Case Study – 10 : Resident Welfare Association (RWA) vs Night Shelters For Labourers
- 11 Sep 2018
- 4 min read
You are the Station House Officer of a police station. Recently, there has been a spurt in theft incidents in your area. Some of these incidents have occurred even during daytime. The Resident Welfare Association (RWA) has blamed the labourers, residing in night shelters for the crimes.
The night shelters are the result of an initiative by the police to help the homeless people to seek refuge from the biting cold at night. You have taken great pain to get these night-shelters up and running. The record of all those who stay in these night shelters, for instance, their names and identity proofs, is with the police. But the police has no information if any one of them has a criminal record.
Even as an investigation regarding the thefts is going on, the RWA members are demanding that these night shelters be dismantled and the labourers be driven away from their homes.
- What are the options available to you?
- Evaluate each option and suggest the best course of action.

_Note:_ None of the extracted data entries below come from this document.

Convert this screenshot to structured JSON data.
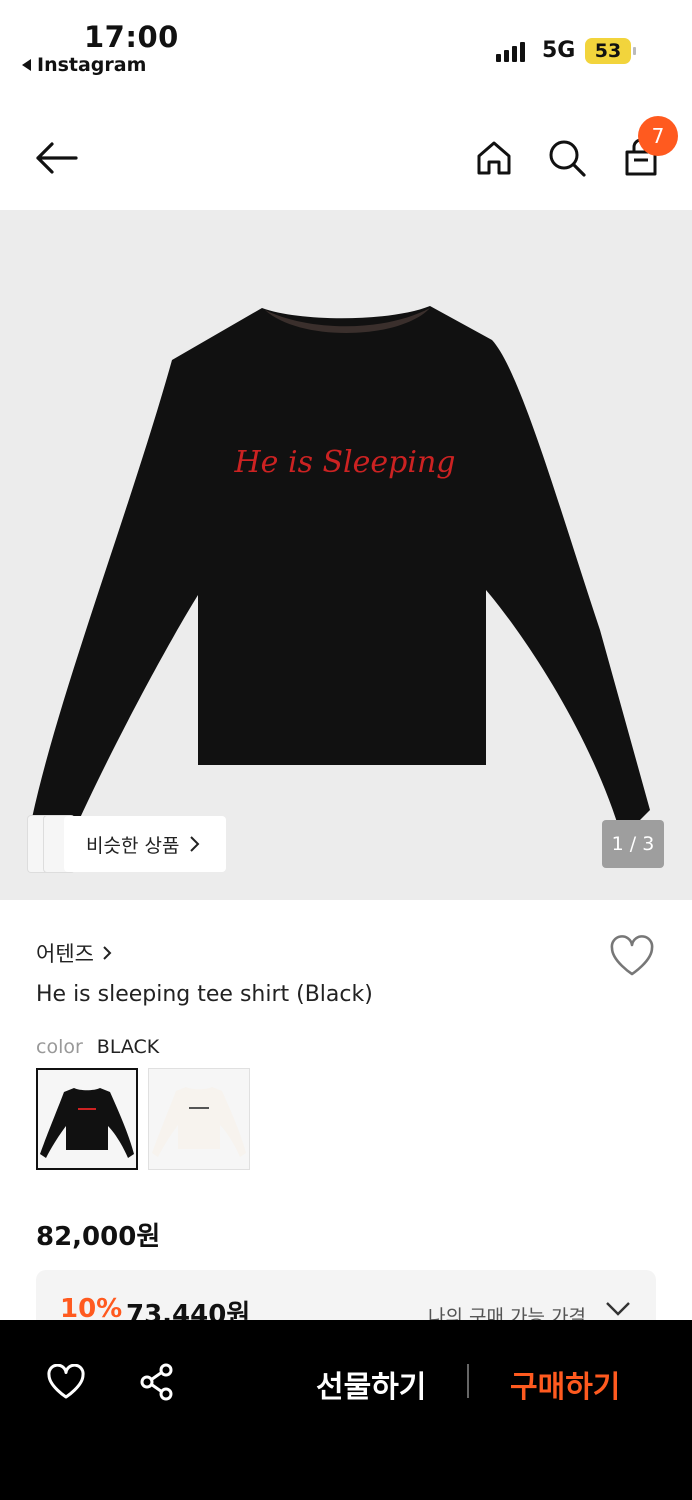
{
  "status_bar": {
    "time": "17:00",
    "back_app": "Instagram",
    "network": "5G",
    "battery": "53"
  },
  "header": {
    "cart_count": "7",
    "icons": [
      "back-arrow-icon",
      "home-icon",
      "search-icon",
      "cart-icon"
    ]
  },
  "hero": {
    "image": "black long-sleeve tee",
    "embroidery_text": "He is Sleeping",
    "similar_label": "비슷한 상품",
    "pager": "1 / 3"
  },
  "product": {
    "brand": "어텐즈",
    "name": "He is sleeping tee shirt (Black)",
    "color_key": "color",
    "color_value": "BLACK",
    "price": "82,000원",
    "discount_percent": "10%",
    "discount_price": "73,440원",
    "my_price_label": "나의 구매 가능 가격"
  },
  "bottom_bar": {
    "gift_label": "선물하기",
    "buy_label": "구매하기"
  },
  "colors": {
    "accent": "#ff5a1f",
    "battery": "#f2d43c",
    "hero_bg": "#ececec"
  }
}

As the Station House Officer of a police station, which is also the custodian of the night shelter, the options available are:
(i) Dismantle the night shelters as per the demands of the Residents Welfare Association.
(ii) Persuade the members to wait for the investigation reports before taking any decisive action.
(iii) Provide additional security in the affected area to assuage their discontent.
(iv) Summon all the labourers and threaten them of eviction if they don't give the information they have of the thefts.
(v) Ignore the demands and continue with the investigation.
(vi) In the long run seek the cooperation of the welfare association to strengthen the security arrangement of the area and also suggest the local urban development office or municipality to install CCTV cameras.
Option (i) would provide immediate relief, but in absence of any conclusive evidence it will be injustice to the displaced. Also the entire community cannot be punished for the wrongs of a few (even if it is later proved that some of shelter inmates are involved).
Option (ii) is difficult to achieve in view of the opposition, but it is desirable and also legal.
Option (iii) is not legal, but permissible if any link exists of the involvement of some of the labourers in the recent theft. However, the threat should be exercised only on prime suspect and must be limited to investigation.
Option (iv) is legally correct but morally wrong for a Station House Officer, one's responsibility is also to address the genuine concerns of residents and keep the credibility of police intact.
Option (v) is applicable in the long run once the case is solved.
Since no conclusive evidence is available against the labourers, no legal action can be taken against them. One should begin an investigation immediately and till then take recourse to option (ii) i.e. talking with the association members and providing additional security to them. Once the case is solved the long run measures will be implemented.